O jornalismo de Carol Pires é uma travessia entre linguagens e formas de ver o mundo, marcado por uma busca constante por narrativas que aprofundem o debate público e revelem o que muitas vezes escapa ao noticiário tradicional. Da imprensa escrita ao roteiro de documentários, do palco da política institucional ao microfone do podcast, a trajetória de Carol Pires como jornalista multimídia com foco em política se consolida com escuta atenta, apuração rigorosa e olhar sensível.
Somando no currículo passagens por veículos como Folha de S.Paulo, Revista Piauí, The New York Times e The New Yorker, Carol também assinou o roteiro de Democracia em Vertigem, indicado ao Oscar, e criou o podcast Retrato Narrado, uma das obras mais relevantes sobre a vida e ascensão política de Jair Bolsonaro. Em cada projeto, Carol alia investigação minuciosa, profundidade analítica e domínio técnico, transformando diferentes formatos em espaços de reflexão crítica sobre o Brasil.
Infância e motivação para o jornalismo
Hoje com 39 anos, Carol Pires nasceu em Brasília, em uma família de classe média. Filha de uma professora da rede pública e de um bancário, foi desde cedo estimulada a refletir sobre o mundo à sua volta. Cresceu frequentando, ao lado dos pais, greves, manifestações e lutas sindicais por melhores salários e direitos — um ambiente em que a política fazia parte da rotina e moldou, ainda na infância, o interesse pelo tema.
Durante o ensino fundamental e médio, língua portuguesa era a matéria favorita. Gostava de escrever crônicas, cartas, histórias cômicas e perfis de amigos. Por um tempo, pensou em ser professora ou poeta. Mas também havia uma admiração pelas jornalistas que via na televisão — figuras que organizavam os fatos e ajudavam a entender o país. A vontade de transformar o mundo e esclarecer as pessoas acabou a conduzindo ao jornalismo.
Após concluir o ensino médio, ingressou no curso de Jornalismo no Centro Universitário Instituto de Educação Superior de Brasília (IESB). Ainda chegou a considerar Cinema e Publicidade, áreas que também a interessavam, mas seguiu com o Jornalismo — guiada pelo desejo de investigar a política e narrar o país com profundidade.
Formação e novos horizontes

No fim da faculdade, Carol Pires ainda não tinha experiência prática na área que mais lhe interessava: o jornalismo político. A primeira oportunidade surgiu por insistência. Após enviar diversos e-mails ao jornalista Ricardo Noblat, então diretor do Correio Braziliense, ela conseguiu um estágio de um mês para cobrir o Congresso Nacional.
Foi um começo desafiador. Sem familiaridade com o ambiente, precisou aprender, na prática, como circular por aquele espaço de poder. “Ontem teve uma votação na CPI e eu quero que você descubra como cada um dos senadores votou… Eu fui pro Congresso, eu não sabia nem como entrava lá”, relembra do desafio proposto pelo ex-editor. A saída foi perguntar a seguranças e servidores como identificar os parlamentares e se situar nos corredores do Congresso.
Ao fim do estágio, foi contratada como repórter. A experiência marcaria o início de uma trajetória pautada pela curiosidade e pelo mergulho em ambientes complexos. “Em uma semana eu estava no show do Natiruts na UNB e na outra entrevistando o Sarney ou numa coletiva com o presidente Lula. Eram dois mundos, duas maturidades”, brinca. Para Carol, essa convivência entre universos tão distintos se tornou, com o tempo, uma forma de entender melhor as dinâmicas do poder e das desigualdades sociais.

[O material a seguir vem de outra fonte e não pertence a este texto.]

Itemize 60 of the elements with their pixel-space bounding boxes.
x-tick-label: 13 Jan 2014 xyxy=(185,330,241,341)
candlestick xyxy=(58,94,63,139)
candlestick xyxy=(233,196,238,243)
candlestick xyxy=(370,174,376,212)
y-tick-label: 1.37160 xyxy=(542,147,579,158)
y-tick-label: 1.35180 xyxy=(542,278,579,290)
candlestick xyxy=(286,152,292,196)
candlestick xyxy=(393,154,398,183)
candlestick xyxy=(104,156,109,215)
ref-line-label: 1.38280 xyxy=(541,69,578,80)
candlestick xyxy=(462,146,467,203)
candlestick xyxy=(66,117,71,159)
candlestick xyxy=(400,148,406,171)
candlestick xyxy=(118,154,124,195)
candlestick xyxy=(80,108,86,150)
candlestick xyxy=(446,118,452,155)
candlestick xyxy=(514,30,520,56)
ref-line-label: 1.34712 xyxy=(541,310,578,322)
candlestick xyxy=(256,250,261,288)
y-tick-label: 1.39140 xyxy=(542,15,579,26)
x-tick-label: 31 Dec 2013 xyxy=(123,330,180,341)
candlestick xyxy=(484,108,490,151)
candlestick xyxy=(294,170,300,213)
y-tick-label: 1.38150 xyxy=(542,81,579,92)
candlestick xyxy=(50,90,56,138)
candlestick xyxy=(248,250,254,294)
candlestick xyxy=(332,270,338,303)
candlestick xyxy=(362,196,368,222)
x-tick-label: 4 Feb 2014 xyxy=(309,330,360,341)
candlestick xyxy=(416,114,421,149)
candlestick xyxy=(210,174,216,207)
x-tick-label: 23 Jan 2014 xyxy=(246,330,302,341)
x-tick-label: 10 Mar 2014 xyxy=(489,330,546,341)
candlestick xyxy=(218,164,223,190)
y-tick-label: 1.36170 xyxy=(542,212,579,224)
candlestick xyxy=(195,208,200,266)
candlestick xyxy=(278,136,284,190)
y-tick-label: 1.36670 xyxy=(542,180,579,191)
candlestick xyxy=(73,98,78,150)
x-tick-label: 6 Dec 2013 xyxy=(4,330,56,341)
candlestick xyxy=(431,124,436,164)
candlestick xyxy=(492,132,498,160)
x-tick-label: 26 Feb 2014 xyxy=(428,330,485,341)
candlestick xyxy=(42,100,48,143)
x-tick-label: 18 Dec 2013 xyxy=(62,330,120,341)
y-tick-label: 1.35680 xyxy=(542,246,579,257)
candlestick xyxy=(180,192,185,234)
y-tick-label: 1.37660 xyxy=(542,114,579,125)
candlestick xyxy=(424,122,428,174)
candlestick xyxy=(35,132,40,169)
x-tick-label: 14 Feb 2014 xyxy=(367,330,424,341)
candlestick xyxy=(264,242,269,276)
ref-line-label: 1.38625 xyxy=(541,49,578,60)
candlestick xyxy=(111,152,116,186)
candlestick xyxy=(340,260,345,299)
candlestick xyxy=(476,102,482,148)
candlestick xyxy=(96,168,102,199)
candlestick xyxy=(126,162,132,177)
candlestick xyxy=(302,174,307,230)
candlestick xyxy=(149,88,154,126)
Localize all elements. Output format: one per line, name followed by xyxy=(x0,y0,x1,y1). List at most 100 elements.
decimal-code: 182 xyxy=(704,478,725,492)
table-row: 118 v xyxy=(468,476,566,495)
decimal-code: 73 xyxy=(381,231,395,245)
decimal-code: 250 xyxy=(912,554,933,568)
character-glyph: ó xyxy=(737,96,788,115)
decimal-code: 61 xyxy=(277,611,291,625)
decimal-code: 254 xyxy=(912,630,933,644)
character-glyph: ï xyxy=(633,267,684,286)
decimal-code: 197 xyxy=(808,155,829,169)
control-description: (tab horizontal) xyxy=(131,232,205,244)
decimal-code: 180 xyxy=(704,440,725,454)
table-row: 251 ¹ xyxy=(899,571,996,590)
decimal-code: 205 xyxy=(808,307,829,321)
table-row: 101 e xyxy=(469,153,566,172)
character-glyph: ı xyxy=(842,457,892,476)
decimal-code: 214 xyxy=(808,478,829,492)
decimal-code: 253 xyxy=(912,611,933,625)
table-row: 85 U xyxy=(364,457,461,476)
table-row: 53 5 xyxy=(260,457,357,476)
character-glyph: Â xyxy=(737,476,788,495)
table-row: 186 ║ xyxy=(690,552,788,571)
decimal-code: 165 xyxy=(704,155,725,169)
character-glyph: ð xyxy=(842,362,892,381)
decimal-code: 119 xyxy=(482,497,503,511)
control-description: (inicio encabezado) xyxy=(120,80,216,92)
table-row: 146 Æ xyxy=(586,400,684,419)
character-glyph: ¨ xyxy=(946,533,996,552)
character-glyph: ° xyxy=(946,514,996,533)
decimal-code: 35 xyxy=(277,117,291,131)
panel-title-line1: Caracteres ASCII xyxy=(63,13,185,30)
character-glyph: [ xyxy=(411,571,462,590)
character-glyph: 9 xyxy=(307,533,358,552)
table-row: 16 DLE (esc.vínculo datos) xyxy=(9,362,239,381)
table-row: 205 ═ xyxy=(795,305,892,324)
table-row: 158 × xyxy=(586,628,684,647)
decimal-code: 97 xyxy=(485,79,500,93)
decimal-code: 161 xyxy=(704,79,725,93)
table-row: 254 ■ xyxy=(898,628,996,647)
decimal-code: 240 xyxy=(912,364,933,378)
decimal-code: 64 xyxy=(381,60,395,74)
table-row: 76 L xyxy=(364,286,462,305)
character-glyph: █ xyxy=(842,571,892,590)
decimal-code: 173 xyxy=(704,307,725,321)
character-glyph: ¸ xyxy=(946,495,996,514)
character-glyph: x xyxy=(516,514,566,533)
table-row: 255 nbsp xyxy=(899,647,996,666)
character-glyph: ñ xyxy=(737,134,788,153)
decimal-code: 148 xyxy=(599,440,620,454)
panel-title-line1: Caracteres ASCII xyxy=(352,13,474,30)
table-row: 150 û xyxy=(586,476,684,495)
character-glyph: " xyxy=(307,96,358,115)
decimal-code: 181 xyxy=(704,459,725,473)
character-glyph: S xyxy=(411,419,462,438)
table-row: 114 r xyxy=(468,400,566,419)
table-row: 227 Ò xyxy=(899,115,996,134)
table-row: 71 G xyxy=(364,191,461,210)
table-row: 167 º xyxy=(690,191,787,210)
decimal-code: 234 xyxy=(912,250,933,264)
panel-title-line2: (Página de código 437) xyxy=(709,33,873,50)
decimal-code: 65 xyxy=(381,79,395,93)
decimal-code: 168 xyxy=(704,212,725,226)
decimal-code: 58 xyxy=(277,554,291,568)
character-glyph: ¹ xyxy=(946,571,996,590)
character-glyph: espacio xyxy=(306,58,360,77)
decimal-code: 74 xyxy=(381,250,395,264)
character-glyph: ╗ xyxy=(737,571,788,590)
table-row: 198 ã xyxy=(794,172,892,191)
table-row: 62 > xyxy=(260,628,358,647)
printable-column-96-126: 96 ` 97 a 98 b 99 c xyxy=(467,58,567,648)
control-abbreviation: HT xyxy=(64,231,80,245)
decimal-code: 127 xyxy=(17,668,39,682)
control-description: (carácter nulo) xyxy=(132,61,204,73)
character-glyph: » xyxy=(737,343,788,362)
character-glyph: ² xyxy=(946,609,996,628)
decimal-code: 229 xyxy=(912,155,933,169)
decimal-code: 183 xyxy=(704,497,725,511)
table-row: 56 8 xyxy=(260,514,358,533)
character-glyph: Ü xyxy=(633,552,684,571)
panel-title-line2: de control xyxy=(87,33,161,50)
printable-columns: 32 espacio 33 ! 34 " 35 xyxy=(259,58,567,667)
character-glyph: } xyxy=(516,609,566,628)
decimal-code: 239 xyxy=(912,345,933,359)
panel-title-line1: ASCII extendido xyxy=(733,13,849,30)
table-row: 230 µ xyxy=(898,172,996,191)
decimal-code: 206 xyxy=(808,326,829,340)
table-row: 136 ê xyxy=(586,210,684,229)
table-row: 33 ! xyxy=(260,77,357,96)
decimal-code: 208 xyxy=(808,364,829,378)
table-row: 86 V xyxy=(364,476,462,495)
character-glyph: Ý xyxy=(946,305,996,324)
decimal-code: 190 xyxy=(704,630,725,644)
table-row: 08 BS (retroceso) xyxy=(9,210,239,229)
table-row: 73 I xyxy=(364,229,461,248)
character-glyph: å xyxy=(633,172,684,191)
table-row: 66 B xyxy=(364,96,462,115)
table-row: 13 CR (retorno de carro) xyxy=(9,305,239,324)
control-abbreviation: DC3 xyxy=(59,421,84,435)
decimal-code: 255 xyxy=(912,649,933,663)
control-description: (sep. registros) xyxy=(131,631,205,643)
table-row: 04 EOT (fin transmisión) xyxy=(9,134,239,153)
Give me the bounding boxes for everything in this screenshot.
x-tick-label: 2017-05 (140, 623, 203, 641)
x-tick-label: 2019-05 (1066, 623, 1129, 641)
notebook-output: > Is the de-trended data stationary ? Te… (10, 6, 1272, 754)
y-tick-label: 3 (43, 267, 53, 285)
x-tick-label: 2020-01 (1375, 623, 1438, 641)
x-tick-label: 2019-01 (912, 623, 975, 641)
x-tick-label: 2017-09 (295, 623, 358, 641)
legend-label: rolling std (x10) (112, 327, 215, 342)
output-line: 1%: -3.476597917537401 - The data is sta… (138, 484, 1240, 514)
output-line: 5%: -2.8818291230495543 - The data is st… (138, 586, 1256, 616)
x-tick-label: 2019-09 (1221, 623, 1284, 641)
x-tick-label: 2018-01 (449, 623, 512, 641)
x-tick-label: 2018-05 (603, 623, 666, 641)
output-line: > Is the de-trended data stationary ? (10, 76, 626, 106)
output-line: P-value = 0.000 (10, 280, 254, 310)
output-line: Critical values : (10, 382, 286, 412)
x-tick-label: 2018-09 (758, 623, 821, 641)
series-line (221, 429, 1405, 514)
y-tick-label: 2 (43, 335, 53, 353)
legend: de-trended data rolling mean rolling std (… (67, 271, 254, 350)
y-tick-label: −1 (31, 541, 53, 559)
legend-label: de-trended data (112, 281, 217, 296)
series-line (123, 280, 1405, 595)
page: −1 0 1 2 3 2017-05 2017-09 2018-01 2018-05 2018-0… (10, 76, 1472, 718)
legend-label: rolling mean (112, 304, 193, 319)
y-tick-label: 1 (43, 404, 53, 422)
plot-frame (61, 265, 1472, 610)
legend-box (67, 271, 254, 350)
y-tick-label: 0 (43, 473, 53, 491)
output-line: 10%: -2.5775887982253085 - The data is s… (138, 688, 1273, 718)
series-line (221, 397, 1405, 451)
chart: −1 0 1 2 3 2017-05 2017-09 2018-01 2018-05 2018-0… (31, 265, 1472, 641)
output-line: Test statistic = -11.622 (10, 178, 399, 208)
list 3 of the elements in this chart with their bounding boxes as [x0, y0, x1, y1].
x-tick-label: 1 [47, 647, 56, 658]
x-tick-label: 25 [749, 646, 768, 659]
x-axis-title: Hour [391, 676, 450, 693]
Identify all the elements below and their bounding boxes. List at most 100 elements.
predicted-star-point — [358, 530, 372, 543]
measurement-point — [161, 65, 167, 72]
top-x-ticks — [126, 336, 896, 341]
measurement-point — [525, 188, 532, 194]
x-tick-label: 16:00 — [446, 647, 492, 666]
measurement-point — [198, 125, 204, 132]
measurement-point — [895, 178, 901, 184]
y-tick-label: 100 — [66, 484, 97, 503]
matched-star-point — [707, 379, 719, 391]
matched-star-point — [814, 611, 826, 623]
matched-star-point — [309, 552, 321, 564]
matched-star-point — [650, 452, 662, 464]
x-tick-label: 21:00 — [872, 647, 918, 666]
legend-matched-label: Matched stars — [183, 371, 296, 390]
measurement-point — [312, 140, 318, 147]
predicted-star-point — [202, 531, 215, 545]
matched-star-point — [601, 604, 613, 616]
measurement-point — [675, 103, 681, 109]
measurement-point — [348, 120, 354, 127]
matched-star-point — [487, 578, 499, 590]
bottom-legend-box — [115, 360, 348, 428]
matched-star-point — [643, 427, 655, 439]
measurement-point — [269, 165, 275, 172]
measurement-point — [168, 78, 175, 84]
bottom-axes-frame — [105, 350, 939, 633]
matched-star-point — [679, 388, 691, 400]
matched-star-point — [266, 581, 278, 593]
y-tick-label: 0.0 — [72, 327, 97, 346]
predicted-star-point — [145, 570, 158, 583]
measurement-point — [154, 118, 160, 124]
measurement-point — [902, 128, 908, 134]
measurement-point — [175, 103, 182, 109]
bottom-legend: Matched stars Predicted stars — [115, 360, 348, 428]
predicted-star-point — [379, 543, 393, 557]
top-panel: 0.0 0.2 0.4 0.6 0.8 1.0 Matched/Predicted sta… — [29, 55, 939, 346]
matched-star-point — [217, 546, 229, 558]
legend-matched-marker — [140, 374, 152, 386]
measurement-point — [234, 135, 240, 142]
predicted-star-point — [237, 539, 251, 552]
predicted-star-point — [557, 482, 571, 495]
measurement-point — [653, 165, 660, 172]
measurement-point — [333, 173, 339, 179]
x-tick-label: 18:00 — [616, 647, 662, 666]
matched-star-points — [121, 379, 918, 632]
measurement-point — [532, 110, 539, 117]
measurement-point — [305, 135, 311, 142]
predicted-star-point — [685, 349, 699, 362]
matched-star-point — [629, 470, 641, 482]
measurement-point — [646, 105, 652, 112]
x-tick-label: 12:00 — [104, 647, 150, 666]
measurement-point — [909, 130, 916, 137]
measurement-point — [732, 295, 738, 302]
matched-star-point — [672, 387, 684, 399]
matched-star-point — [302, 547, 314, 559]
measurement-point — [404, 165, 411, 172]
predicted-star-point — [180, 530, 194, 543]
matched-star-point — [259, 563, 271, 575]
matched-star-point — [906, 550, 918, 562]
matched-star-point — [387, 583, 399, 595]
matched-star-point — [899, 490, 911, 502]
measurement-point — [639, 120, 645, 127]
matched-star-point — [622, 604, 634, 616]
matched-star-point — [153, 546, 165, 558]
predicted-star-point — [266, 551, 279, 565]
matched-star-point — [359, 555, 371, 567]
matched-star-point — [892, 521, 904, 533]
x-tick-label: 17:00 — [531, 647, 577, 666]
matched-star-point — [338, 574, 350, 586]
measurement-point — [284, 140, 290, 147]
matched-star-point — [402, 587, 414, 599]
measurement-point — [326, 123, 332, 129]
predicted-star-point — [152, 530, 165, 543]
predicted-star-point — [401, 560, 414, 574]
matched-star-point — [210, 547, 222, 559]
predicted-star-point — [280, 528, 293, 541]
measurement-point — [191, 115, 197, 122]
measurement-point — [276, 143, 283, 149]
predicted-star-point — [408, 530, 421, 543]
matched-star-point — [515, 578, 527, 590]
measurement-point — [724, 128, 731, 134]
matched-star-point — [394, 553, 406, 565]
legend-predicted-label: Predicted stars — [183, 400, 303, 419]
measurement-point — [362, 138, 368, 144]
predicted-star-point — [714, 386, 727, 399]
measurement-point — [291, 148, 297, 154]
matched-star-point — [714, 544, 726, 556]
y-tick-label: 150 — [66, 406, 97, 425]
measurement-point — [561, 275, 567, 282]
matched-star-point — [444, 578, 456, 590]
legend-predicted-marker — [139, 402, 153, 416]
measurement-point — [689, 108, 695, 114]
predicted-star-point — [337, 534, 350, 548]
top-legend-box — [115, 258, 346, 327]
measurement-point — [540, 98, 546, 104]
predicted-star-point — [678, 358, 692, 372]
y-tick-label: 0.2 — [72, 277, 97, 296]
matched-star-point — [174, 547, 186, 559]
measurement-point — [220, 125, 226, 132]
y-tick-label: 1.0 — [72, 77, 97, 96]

Com apenas 23 anos, Carol já integrava a equipe do Estadão, como a repórter mais jovem da redação. Lá, começou a consolidar olhar para os bastidores da política — uma escuta que levaria consigo para todos os formatos em que viria a trabalhar.
Jornalismo no Brasil e nos EUA
Em 2015, Carol Pires ganhou uma bolsa para cursar mestrado em Política Latino-Americana na Columbia University, em Nova York. A experiência no exterior ampliou sua visão sobre o ofício e evidenciou as diferenças estruturais entre o jornalismo praticado no Brasil e nos Estados Unidos.
É incomparável a quantidade de recursos que os veículos norte-americanos têm em relação aos brasileiros – Carol Pires, jornalista
Para ela, dois aspectos se destacam: o investimento financeiro e a estabilidade institucional. Enquanto veículos como The New York Times ainda contam com equipes robustas, formadas por redatores, editores, revisores e checadores, no Brasil as redações sofrem com cortes e sobrecarga. Carol aponta que a dificuldade de adaptação às novas formas de monetização impactou diretamente a sustentabilidade do jornalismo nacional.
Apesar de reconhecer que a crise afeta também os grandes jornais internacionais, ela ressalta que as oportunidades fora do Brasil ainda são mais amplas e diversificadas. Com passagens por veículos como The New York Times, The New Yorker, Gatopardo (México), Internazionale (Itália) e Reportagen (Suíça), Carol construiu um repertório que une experiências locais e globais — sempre tendo a política como eixo central.
Carol Pires e as várias possibilidades de linguagem no jornalismo

Carol Pires conta que a experiência inicial no Estadão estava sustentada em um jornalismo diário mais ortodoxo. No periódico, as oportunidades para exercer a criatividade eram poucas. “Lembro de matérias em que meu chefe precisava brigar para que saíssem no jornal. Uma vez, um grupo de capivaras invadiu o espelho d’água da Câmara, e os funcionários tentavam capturá-las com um barco — mas os animais davam ‘um olé’ neles. Fiquei observando a cena e, depois de muita insistência, consegui publicar uma crônica sobre aquilo.”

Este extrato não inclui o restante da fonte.